Low throughput between vmWare hosts in vxlan topology - spurious retransmissions.
Got this weird case of low throughput between hosts. Seems to me, the problem starts when there are 3 outstanding packets in flight that are not full size. The receiver seems to acknowledge them first, then the rest of the packets. By that time the receiver has generated 3 duplicate ACK packets which triggers the sender re-transmit packets that were already acknowledged. Took a capture at both sides while running iperf. Throughput from A to B is low (around 1Gbps), B to A is ok. If we remove one leg of the port-channel on B side, throughput improves significantly. download packet captures
Have you ever tried to use the port-channel on B-side as an active-backup configuration instead of a load balancing configuration?
BTW you are facing real packet loss here, too!
Thanks Christian, we are not using active-standby port channels. Where do you see the packet loss? I see exactly the same number of sent and received packets at both sides:
yes you are right no loss, I was missled by my wireshark. -> Different story
But then I think you should try an active-standby setup as the out of order arrivals are slowing down your session. Or you can post the trace, where you disconnected one leg, so I can proof my assumption.
Captures with one of the port channel legs down.
It seems odd that in certain times the receiver only acks packets that are not full length size (and out of order) even though other packets arrived before that.
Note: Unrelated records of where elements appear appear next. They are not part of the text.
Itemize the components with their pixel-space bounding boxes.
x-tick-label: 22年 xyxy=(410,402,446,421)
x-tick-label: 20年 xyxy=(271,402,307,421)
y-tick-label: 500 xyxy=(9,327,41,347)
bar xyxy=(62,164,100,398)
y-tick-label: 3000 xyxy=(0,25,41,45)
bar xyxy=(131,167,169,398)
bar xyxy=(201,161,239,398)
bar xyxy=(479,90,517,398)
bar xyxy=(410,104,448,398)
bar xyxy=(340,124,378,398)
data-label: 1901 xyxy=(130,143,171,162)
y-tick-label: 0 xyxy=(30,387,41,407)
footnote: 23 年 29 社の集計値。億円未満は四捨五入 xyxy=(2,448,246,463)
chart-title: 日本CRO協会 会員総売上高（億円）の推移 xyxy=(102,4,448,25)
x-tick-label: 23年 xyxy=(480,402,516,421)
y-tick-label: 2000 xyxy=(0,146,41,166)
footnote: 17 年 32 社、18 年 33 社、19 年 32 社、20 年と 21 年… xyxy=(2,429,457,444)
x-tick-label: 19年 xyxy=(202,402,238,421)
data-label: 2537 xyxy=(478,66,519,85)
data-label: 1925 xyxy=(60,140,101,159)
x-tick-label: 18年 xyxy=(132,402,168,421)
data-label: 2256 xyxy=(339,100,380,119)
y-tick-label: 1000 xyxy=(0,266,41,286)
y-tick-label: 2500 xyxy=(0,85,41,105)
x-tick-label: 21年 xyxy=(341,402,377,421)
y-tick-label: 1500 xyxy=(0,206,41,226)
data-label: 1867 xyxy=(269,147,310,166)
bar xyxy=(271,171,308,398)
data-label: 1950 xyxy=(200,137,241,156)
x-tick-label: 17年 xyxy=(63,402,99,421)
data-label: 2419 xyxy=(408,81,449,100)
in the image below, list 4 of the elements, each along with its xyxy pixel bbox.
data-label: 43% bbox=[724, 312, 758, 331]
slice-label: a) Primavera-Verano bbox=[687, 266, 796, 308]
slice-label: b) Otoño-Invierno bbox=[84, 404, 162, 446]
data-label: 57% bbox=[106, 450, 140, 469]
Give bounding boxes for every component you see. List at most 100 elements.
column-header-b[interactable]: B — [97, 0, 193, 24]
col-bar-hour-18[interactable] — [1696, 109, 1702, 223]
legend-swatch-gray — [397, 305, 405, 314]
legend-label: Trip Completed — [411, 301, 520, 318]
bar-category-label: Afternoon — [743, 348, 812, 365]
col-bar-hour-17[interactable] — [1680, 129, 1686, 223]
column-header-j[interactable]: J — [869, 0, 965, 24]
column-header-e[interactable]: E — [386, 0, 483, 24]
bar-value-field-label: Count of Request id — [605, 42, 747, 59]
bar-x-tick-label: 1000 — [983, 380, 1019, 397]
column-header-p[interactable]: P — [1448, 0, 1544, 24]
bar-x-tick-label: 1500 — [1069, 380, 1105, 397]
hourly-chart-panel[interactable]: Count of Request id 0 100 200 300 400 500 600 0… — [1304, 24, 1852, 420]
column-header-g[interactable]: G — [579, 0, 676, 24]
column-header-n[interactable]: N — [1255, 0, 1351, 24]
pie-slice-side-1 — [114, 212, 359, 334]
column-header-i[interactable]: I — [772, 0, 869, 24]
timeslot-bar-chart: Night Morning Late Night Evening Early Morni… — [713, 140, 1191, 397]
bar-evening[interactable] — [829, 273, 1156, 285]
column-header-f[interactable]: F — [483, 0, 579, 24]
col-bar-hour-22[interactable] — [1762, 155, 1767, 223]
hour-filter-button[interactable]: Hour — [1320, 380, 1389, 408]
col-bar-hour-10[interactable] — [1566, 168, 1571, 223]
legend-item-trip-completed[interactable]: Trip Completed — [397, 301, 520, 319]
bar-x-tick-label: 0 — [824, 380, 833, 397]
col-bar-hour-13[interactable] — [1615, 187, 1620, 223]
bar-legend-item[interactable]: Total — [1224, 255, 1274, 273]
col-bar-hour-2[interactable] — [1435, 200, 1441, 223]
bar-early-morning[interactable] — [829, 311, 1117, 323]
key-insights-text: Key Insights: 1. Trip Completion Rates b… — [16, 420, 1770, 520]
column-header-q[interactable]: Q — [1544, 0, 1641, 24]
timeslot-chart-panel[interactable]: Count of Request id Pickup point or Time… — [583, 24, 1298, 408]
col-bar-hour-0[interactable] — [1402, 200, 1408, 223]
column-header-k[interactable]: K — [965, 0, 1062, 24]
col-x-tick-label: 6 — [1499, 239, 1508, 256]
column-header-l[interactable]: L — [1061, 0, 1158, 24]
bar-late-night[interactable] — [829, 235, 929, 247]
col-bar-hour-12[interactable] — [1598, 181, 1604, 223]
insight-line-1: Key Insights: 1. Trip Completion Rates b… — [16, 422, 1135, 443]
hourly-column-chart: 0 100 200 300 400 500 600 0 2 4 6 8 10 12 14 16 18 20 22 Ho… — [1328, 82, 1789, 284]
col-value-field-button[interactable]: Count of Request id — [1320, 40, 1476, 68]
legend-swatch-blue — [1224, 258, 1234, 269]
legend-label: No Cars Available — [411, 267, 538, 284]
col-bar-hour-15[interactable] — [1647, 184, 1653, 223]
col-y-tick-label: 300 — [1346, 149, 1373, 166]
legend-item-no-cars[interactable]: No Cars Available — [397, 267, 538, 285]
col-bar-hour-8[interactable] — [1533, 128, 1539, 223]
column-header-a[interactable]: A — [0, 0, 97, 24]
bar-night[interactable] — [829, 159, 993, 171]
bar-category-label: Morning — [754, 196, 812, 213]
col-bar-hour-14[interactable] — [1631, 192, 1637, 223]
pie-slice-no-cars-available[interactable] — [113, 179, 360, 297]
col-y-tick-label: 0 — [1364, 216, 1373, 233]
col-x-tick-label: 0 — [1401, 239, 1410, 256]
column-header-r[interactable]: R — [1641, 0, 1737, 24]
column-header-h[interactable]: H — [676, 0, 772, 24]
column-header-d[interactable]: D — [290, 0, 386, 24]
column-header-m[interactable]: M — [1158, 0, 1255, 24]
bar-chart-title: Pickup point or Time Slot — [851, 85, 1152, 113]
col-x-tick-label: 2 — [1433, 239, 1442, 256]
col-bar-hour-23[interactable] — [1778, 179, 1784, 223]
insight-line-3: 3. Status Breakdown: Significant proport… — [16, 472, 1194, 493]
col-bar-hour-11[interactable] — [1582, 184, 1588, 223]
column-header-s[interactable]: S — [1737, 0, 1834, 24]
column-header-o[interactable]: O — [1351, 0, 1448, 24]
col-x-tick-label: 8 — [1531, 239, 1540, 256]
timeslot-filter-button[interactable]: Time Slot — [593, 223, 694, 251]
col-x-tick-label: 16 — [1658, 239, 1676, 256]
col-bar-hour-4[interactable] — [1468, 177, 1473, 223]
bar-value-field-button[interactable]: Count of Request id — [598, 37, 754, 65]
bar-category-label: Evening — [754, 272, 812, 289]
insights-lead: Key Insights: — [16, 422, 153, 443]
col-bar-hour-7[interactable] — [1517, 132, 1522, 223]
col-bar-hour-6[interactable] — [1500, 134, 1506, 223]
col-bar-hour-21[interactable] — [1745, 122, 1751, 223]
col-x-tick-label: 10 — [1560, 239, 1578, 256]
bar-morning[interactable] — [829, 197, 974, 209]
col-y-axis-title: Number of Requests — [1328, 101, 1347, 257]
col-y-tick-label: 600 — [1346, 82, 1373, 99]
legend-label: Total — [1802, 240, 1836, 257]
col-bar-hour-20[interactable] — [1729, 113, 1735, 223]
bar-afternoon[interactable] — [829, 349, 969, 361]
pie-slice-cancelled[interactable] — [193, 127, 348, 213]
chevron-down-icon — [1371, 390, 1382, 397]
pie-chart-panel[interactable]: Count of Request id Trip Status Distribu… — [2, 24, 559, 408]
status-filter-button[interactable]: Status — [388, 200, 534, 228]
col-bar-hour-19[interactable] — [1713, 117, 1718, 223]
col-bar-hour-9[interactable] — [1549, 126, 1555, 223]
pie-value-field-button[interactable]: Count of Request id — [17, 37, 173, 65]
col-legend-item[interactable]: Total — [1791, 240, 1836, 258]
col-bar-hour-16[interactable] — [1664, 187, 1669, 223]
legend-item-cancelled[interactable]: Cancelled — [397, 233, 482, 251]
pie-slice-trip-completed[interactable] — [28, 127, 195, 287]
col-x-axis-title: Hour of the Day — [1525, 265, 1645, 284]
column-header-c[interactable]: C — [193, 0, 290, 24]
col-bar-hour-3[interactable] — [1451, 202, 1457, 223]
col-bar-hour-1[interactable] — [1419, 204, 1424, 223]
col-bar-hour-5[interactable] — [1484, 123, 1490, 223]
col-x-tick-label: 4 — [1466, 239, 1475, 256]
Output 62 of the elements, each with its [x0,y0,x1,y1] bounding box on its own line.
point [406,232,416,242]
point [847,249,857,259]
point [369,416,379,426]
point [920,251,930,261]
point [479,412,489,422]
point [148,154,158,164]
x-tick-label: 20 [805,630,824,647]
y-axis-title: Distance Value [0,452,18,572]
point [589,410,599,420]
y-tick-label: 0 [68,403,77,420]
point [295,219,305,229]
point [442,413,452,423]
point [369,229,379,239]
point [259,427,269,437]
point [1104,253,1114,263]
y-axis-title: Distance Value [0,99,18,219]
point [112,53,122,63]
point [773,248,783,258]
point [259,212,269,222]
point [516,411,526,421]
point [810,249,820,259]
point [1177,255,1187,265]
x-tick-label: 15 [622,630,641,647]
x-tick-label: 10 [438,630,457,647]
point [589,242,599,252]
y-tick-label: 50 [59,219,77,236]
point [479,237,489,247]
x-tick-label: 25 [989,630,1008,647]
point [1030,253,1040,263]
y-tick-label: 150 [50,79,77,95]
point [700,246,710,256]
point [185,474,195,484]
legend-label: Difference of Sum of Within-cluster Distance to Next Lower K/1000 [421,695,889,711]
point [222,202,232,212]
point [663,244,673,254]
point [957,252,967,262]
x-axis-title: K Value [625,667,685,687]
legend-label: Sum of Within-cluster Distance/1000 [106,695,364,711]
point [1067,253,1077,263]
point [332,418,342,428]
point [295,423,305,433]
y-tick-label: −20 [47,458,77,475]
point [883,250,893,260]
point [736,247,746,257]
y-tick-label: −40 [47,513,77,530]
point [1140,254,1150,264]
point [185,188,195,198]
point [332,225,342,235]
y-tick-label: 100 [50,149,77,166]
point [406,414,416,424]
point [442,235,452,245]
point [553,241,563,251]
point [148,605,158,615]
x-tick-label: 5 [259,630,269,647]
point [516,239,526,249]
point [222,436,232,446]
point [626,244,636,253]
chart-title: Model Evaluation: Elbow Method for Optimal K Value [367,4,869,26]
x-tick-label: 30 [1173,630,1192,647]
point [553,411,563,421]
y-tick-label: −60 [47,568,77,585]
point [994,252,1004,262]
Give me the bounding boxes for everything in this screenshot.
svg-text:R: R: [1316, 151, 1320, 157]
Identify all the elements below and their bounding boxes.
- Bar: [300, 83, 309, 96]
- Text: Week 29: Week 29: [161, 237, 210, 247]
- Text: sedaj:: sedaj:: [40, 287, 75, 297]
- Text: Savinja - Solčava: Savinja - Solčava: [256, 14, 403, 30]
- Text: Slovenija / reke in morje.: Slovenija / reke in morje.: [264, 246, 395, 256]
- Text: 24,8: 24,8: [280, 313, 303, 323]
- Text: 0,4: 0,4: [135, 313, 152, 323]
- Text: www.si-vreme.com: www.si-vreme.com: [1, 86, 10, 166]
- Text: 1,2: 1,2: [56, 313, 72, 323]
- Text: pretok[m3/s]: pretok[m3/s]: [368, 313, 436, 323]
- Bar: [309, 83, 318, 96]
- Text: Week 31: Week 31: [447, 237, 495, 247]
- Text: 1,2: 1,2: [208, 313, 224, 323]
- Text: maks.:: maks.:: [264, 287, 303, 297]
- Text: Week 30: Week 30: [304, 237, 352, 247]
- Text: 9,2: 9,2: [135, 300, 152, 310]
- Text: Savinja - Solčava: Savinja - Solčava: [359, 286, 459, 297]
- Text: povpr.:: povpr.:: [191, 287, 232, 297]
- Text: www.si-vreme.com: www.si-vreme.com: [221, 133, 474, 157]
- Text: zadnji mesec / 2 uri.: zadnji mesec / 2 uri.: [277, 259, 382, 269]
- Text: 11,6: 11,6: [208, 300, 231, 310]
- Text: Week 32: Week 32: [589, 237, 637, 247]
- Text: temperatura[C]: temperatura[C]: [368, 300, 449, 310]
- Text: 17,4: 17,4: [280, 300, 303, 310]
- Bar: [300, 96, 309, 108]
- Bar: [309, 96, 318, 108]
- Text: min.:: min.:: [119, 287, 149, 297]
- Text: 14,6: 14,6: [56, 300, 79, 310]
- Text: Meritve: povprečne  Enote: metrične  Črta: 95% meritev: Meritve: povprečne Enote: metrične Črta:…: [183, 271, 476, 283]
Looks like some sort of buffering to me, for example packet # 68737 (dup ack #3) on the receiver side, the sack field is: SACK: 2996108614-2996109446 2996103990-2996104270 2996058358-2996059102, which are not full size.Then in the next 6 packets the receiver acknowledges the previously received full size packets, but by that time it is too late the sender received 3 dup acks and re-sends the "missing" segment, marked as spurious transmission in Wireshark.